While other Western countries have similar deemed disposition taxes, Canada’s “departure tax” regime is stricter than in the United States, the United Kingdom, and several European countries.

The ‘Departure Tax’

Saad characterized Canada’s deemed disposition as the “theft of much of my accrued book royalties and other creative endeavours,” even though much of it was generated outside of Canada.

“Yet the provincial and federal governments felt that they are owed more than 55 percent of my earnings, even though my taxes on my professorial salary is already more than what most Canadians pay in taxes,” he said.

Moody said that for Saad, who is a “very high-profile” writer, he would likely have to pay a large sum for his assets.

However, Moody said most Canadians leaving Canada would not be subject to the departure tax because they don’t have “huge accrued gains.” Moody also said there are exemptions to the departure tax that many Canadians can use.

Assets that are not subject to deemed disposition include real estate in Canada, business properties, and registered plans like RRSPs and TFSAs, according to the CRA.

The CRA told The Epoch Times that there is no “current rule, policy, or requirement under Canadian tax law” obliging a person to pay “any fixed amount” before permanently leaving Canada. But it said Canada has a “departure tax” through deemed disposition, and “depending on the individual’s situation, this may result in a capital gain that must be reported.”

Moody said Canadians leaving the country can also post security to the CRA, meaning they will pay the departure tax later.

How Other Countries Compare

Rotfleisch said that, when it comes to departure taxes, the United States has a “completely different regime,” where they tax based on citizenship and not on tax residency. If someone renounces U.S. citizenship, he said, they would get “hit with taxes,” but an American becoming a Canadian resident would not.

Americans renouncing their citizenship and moving abroad would only face an expatriate departure tax if they have a net worth over US$2 million, an average annual net income tax liability of more than US$211,000, or have failed to certify taxes for five years.

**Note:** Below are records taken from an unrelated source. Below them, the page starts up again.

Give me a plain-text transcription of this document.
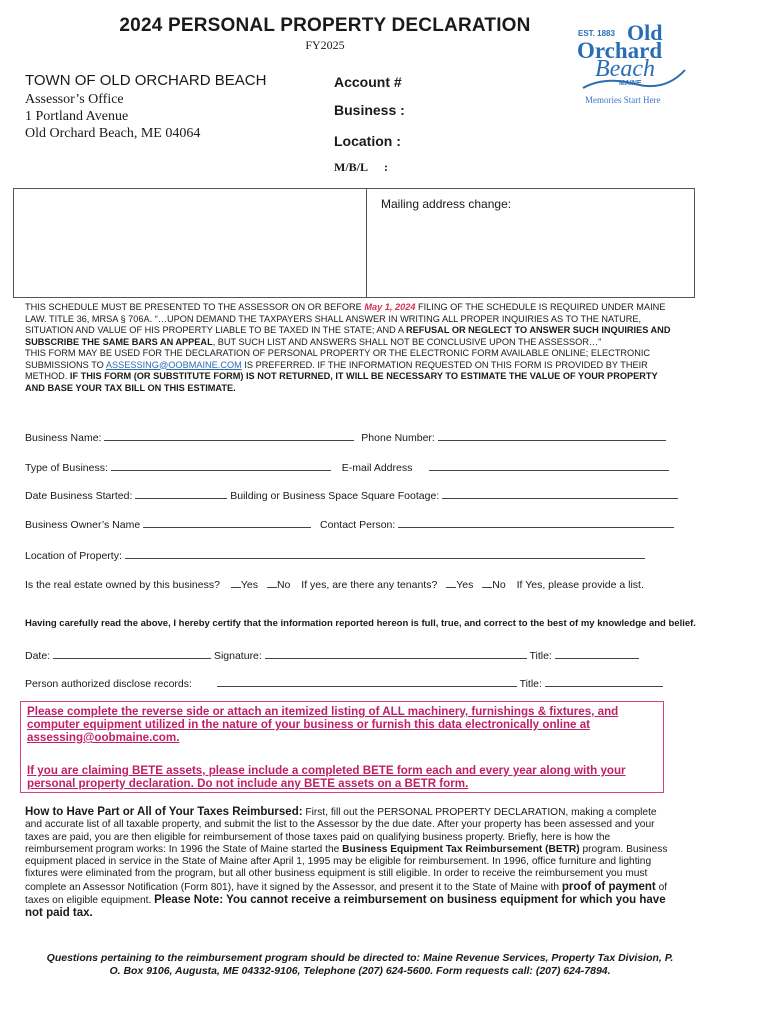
2024 PERSONAL PROPERTY DECLARATION
FY2025
TOWN OF OLD ORCHARD BEACH
Assessor’s Office
1 Portland Avenue
Old Orchard Beach, ME 04064
Account #
Business :
Location :
M/B/L :
EST. 1883 Old
Orchard
Beach
MAINE
Memories Start Here
Mailing address change:

THIS SCHEDULE MUST BE PRESENTED TO THE ASSESSOR ON OR BEFORE May 1, 2024 FILING OF THE SCHEDULE IS REQUIRED UNDER MAINE LAW. TITLE 36, MRSA § 706A. “…UPON DEMAND THE TAXPAYERS SHALL ANSWER IN WRITING ALL PROPER INQUIRIES AS TO THE NATURE, SITUATION AND VALUE OF HIS PROPERTY LIABLE TO BE TAXED IN THE STATE; AND A REFUSAL OR NEGLECT TO ANSWER SUCH INQUIRIES AND SUBSCRIBE THE SAME BARS AN APPEAL, BUT SUCH LIST AND ANSWERS SHALL NOT BE CONCLUSIVE UPON THE ASSESSOR…”

THIS FORM MAY BE USED FOR THE DECLARATION OF PERSONAL PROPERTY OR THE ELECTRONIC FORM AVAILABLE ONLINE; ELECTRONIC SUBMISSIONS TO ASSESSING@OOBMAINE.COM IS PREFERRED. IF THE INFORMATION REQUESTED ON THIS FORM IS PROVIDED BY THEIR METHOD. IF THIS FORM (OR SUBSTITUTE FORM) IS NOT RETURNED, IT WILL BE NECESSARY TO ESTIMATE THE VALUE OF YOUR PROPERTY AND BASE YOUR TAX BILL ON THIS ESTIMATE.

Business Name:	Phone Number:
Type of Business:	E-mail Address
Date Business Started:	Building or Business Space Square Footage:
Business Owner’s Name	Contact Person:
Location of Property:
Is the real estate owned by this business? Yes No If yes, are there any tenants? Yes No If Yes, please provide a list.
Having carefully read the above, I hereby certify that the information reported hereon is full, true, and correct to the best of my knowledge and belief.
Date:	Signature:	Title:
Person authorized disclose records:	Title:
Please complete the reverse side or attach an itemized listing of ALL machinery, furnishings & fixtures, and computer equipment utilized in the nature of your business or furnish this data electronically online at assessing@oobmaine.com.
If you are claiming BETE assets, please include a completed BETE form each and every year along with your personal property declaration. Do not include any BETE assets on a BETR form.
How to Have Part or All of Your Taxes Reimbursed: First, fill out the PERSONAL PROPERTY DECLARATION, making a complete and accurate list of all taxable property, and submit the list to the Assessor by the due date. After your property has been assessed and your taxes are paid, you are then eligible for reimbursement of those taxes paid on qualifying business property. Briefly, here is how the reimbursement program works: In 1996 the State of Maine started the Business Equipment Tax Reimbursement (BETR) program. Business equipment placed in service in the State of Maine after April 1, 1995 may be eligible for reimbursement. In 1996, office furniture and lighting fixtures were eliminated from the program, but all other business equipment is still eligible. In order to receive the reimbursement you must complete an Assessor Notification (Form 801), have it signed by the Assessor, and present it to the State of Maine with proof of payment of taxes on eligible equipment. Please Note: You cannot receive a reimbursement on business equipment for which you have not paid tax.
Questions pertaining to the reimbursement program should be directed to: Maine Revenue Services, Property Tax Division, P. O. Box 9106, Augusta, ME 04332-9106, Telephone (207) 624-5600. Form requests call: (207) 624-7894.
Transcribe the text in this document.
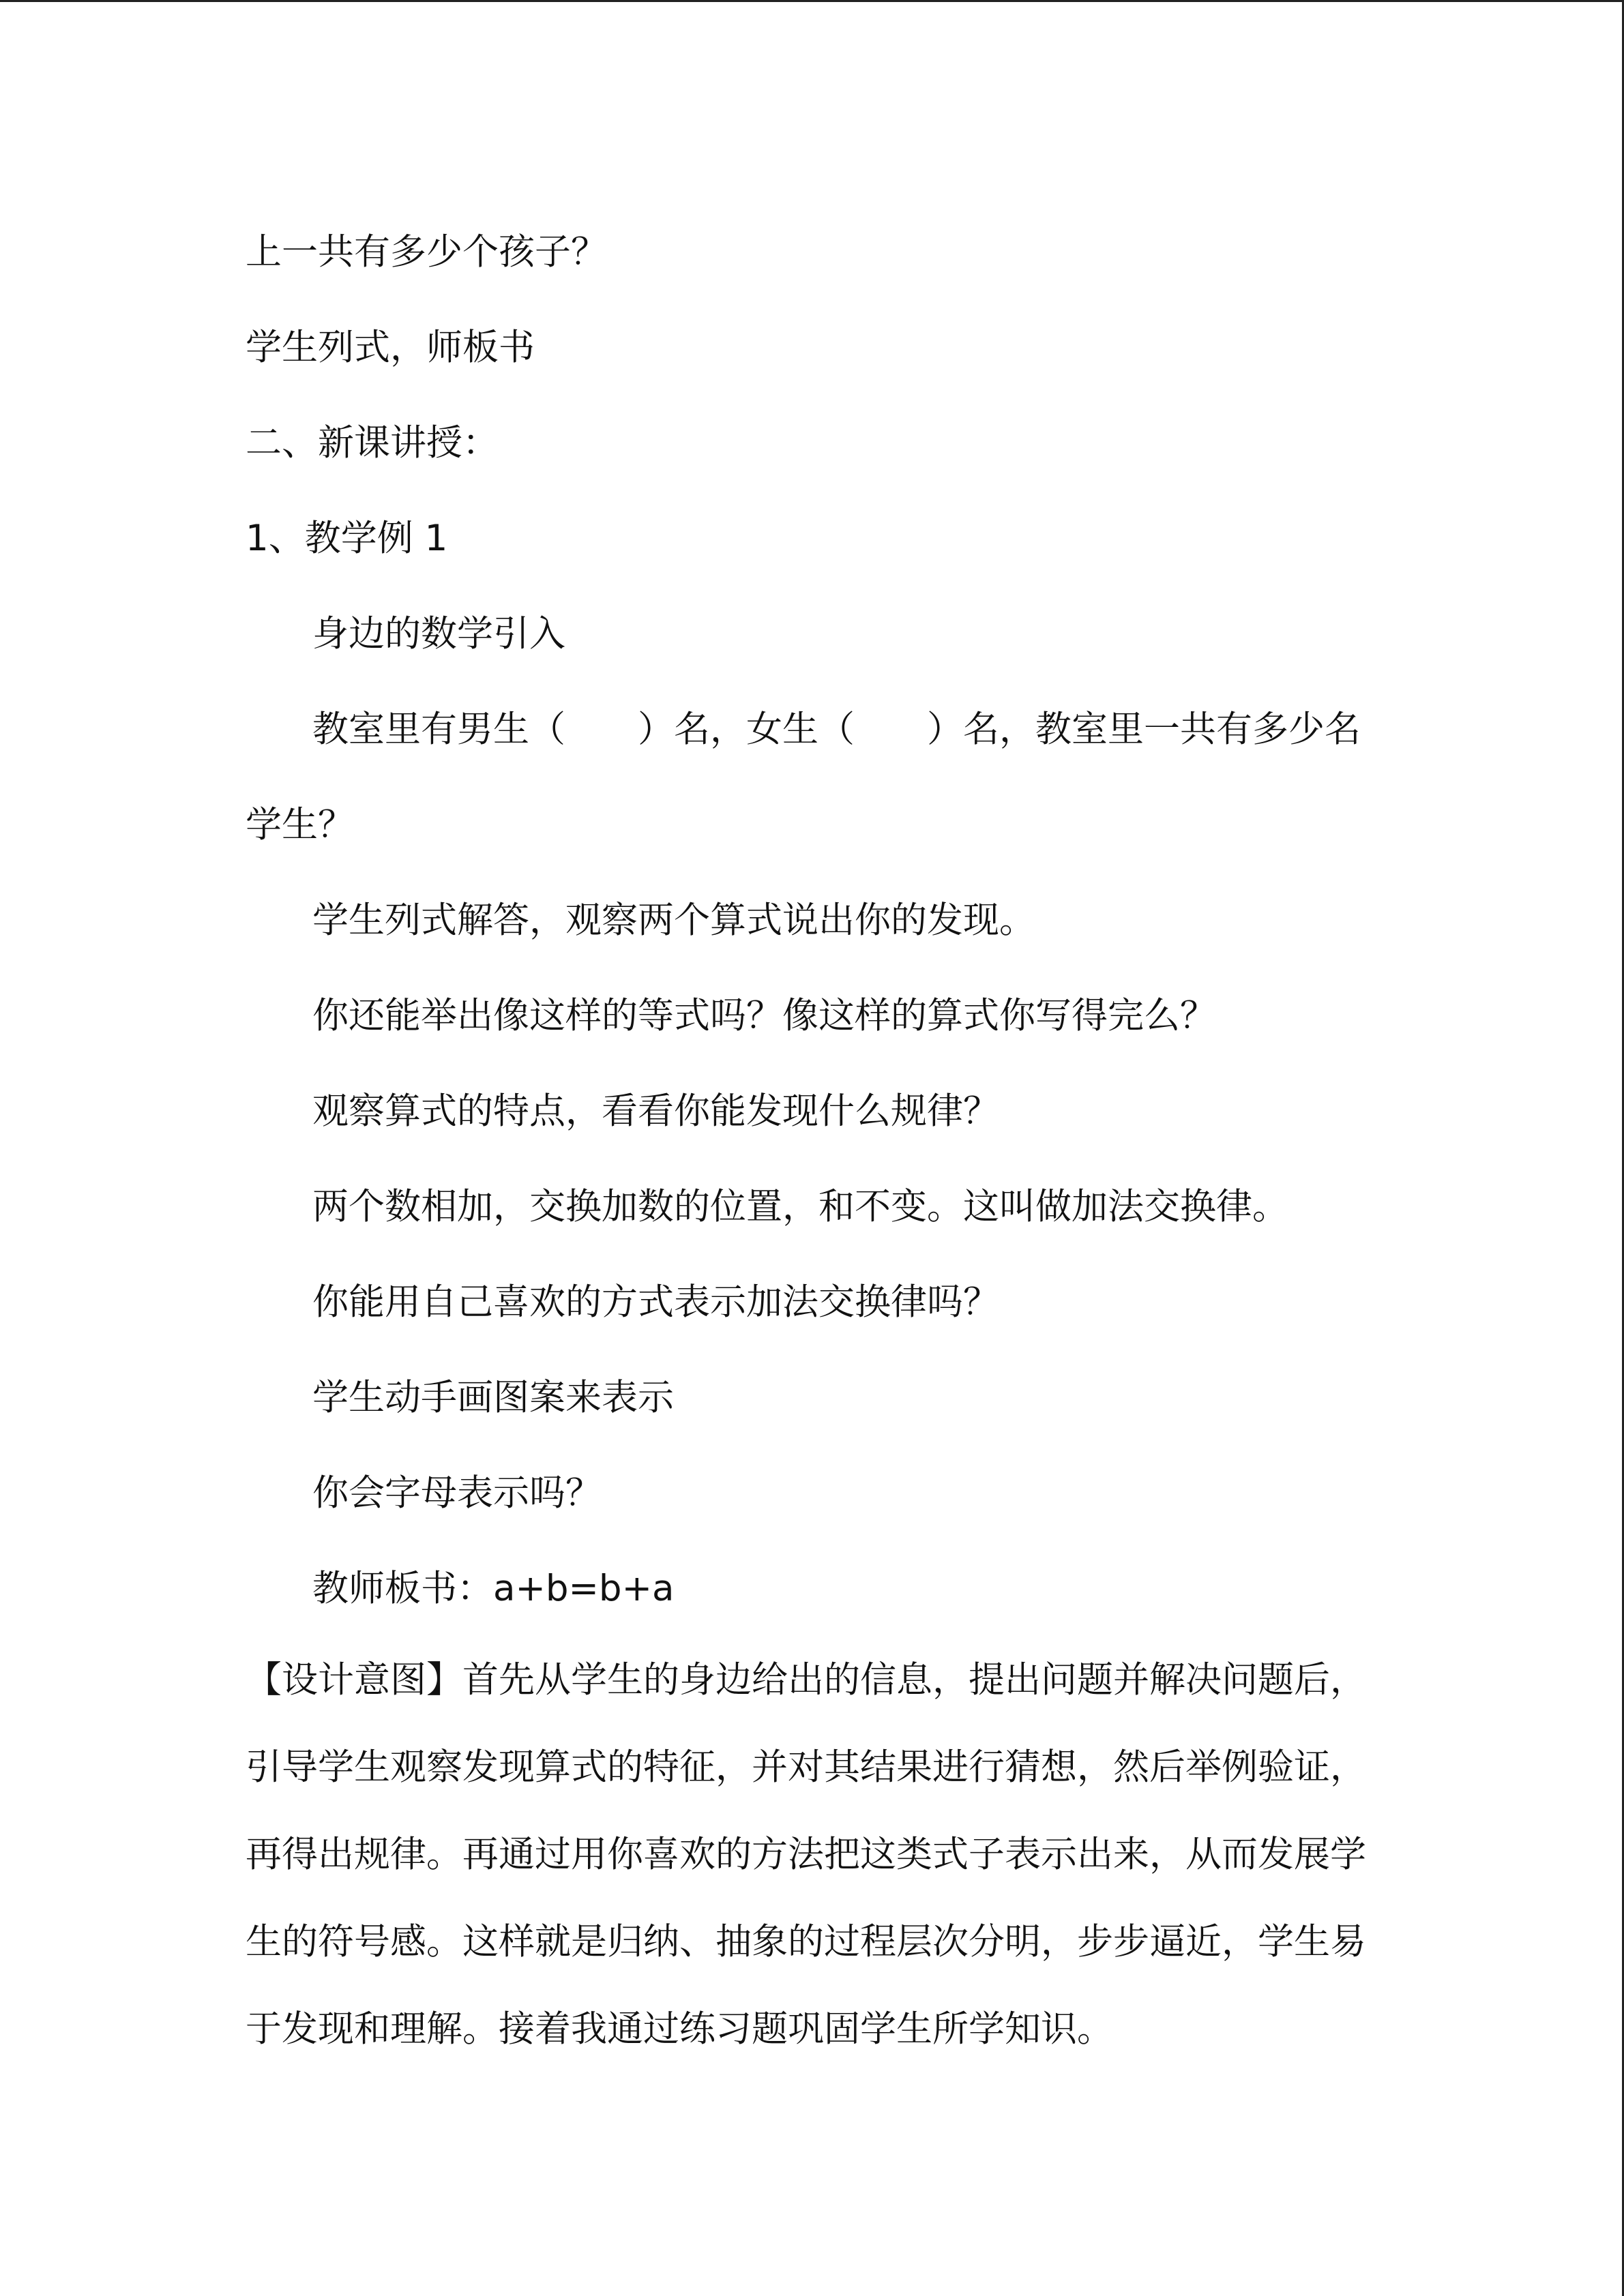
上一共有多少个孩子？

学生列式，师板书

二、新课讲授：

1、教学例 1

身边的数学引入

教室里有男生（　　）名，女生（　　）名，教室里一共有多少名学生？

学生列式解答，观察两个算式说出你的发现。

你还能举出像这样的等式吗？像这样的算式你写得完么？

观察算式的特点，看看你能发现什么规律？

两个数相加，交换加数的位置，和不变。这叫做加法交换律。

你能用自己喜欢的方式表示加法交换律吗？

学生动手画图案来表示

你会字母表示吗？

教师板书：a+b=b+a

【设计意图】首先从学生的身边给出的信息，提出问题并解决问题后，引导学生观察发现算式的特征，并对其结果进行猜想，然后举例验证，再得出规律。再通过用你喜欢的方法把这类式子表示出来，从而发展学生的符号感。这样就是归纳、抽象的过程层次分明，步步逼近，学生易于发现和理解。接着我通过练习题巩固学生所学知识。
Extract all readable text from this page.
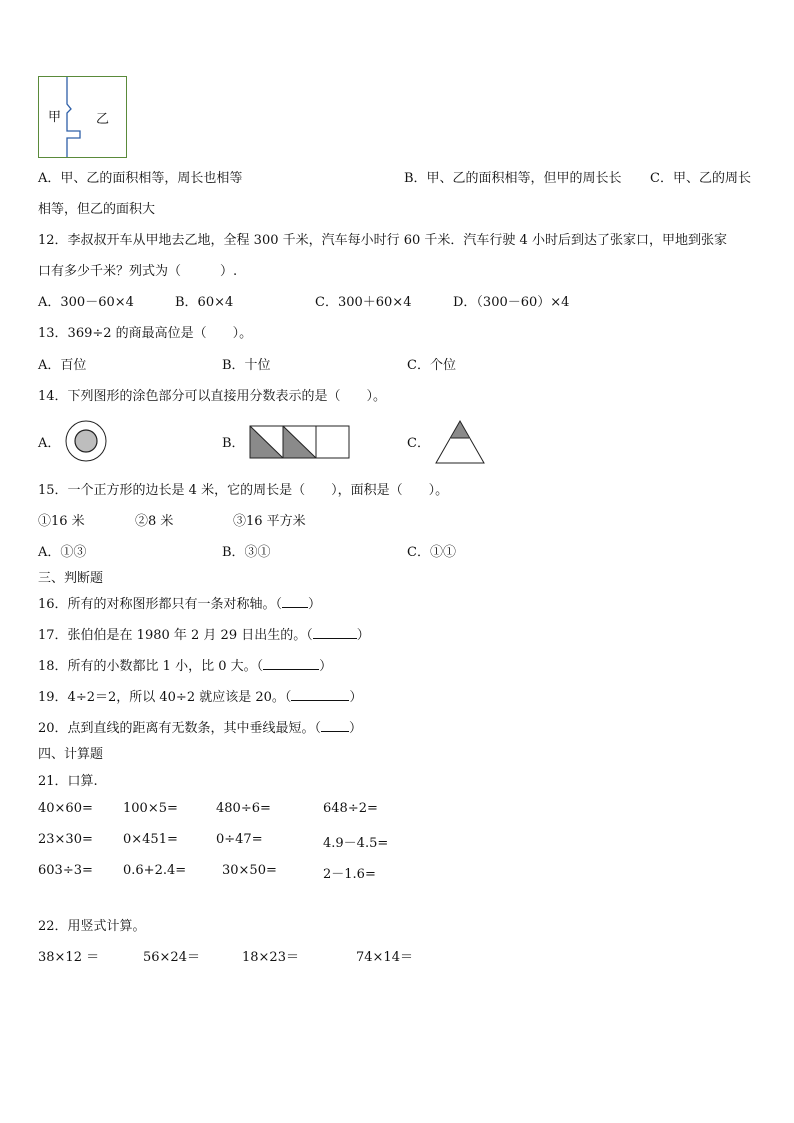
甲	乙
A．甲、乙的面积相等，周长也相等	B．甲、乙的面积相等，但甲的周长长 C．甲、乙的周长
相等，但乙的面积大
12．李叔叔开车从甲地去乙地，全程 300 千米，汽车每小时行 60 千米．汽车行驶 4 小时后到达了张家口，甲地到张家
口有多少千米？列式为（　　　）.
A．300－60×4	B．60×4	C．300＋60×4	D．（300－60）×4
13．369÷2 的商最高位是（　　）。
A．百位	B．十位	C．个位
14．下列图形的涂色部分可以直接用分数表示的是（　　）。
A．	B．	C．
15．一个正方形的边长是 4 米，它的周长是（　　），面积是（　　）。
①16 米	②8 米	③16 平方米
A．①③	B．③①	C．①①
三、判断题
16．所有的对称图形都只有一条对称轴。（ ）
17．张伯伯是在 1980 年 2 月 29 日出生的。（	）
18．所有的小数都比 1 小，比 0 大。（	）
19．4÷2＝2，所以 40÷2 就应该是 20。（	）
20．点到直线的距离有无数条，其中垂线最短。（ ）
四、计算题
21．口算.
40×60= 100×5=	480÷6=	648÷2=
23×30= 0×451=	0÷47=	4.9－4.5=
603÷3= 0.6+2.4=	30×50=	2－1.6=
22．用竖式计算。
38×12 ＝	56×24＝	18×23＝	74×14＝
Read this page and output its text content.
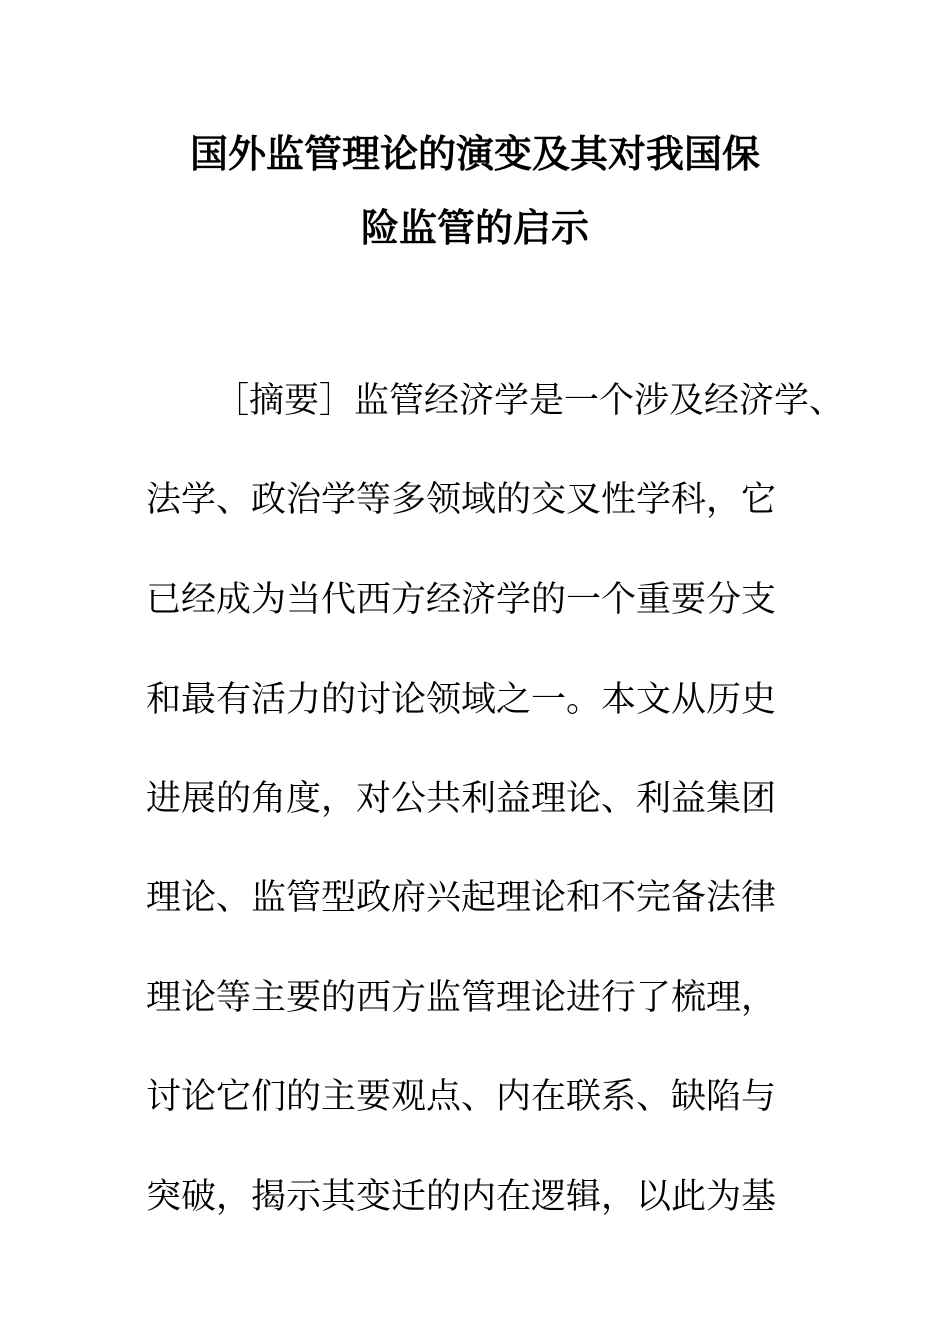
国外监管理论的演变及其对我国保
险监管的启示
［摘要］监管经济学是一个涉及经济学、
法学、政治学等多领域的交叉性学科，它
已经成为当代西方经济学的一个重要分支
和最有活力的讨论领域之一。本文从历史
进展的角度，对公共利益理论、利益集团
理论、监管型政府兴起理论和不完备法律
理论等主要的西方监管理论进行了梳理，
讨论它们的主要观点、内在联系、缺陷与
突破，揭示其变迁的内在逻辑，以此为基
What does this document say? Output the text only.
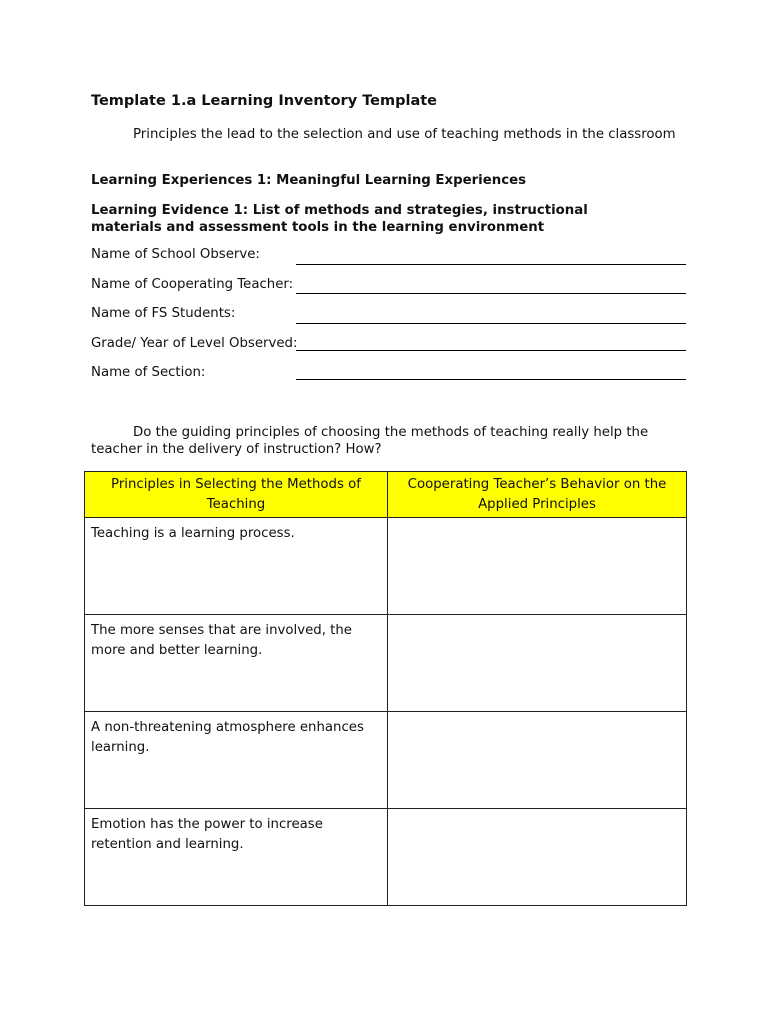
Template 1.a Learning Inventory Template
Principles the lead to the selection and use of teaching methods in the classroom
Learning Experiences 1: Meaningful Learning Experiences
Learning Evidence 1: List of methods and strategies, instructional materials and assessment tools in the learning environment
Name of School Observe:
Name of Cooperating Teacher:
Name of FS Students:
Grade/ Year of Level Observed:
Name of Section:
Do the guiding principles of choosing the methods of teaching really help the teacher in the delivery of instruction? How?
Principles in Selecting the Methods of Teaching	Cooperating Teacher’s Behavior on the Applied Principles
Teaching is a learning process.	
The more senses that are involved, the more and better learning.	
A non-threatening atmosphere enhances learning.	
Emotion has the power to increase retention and learning.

Additionally, those renouncing U.S. citizenship and going through a deemed disposition have an exclusion amount of $910,000, meaning only net unrealized gains above that amount can be taxed. Canada, by contrast, has no general threshold below which gains are tax-free.

The United Kingdom has no formal departure tax or deemed disposition, but if someone was a UK resident for four of the seven years before departing and then returned within five years, the gains realized while they were a non-resident could be taxed. Italy, Belgium, and Portugal also have no departure taxes.

Australia has a similar departure tax to Canada, with most assets subject to a deemed disposal when people leave the country. Like Canada, real estate or business assets in the country are exempt from this.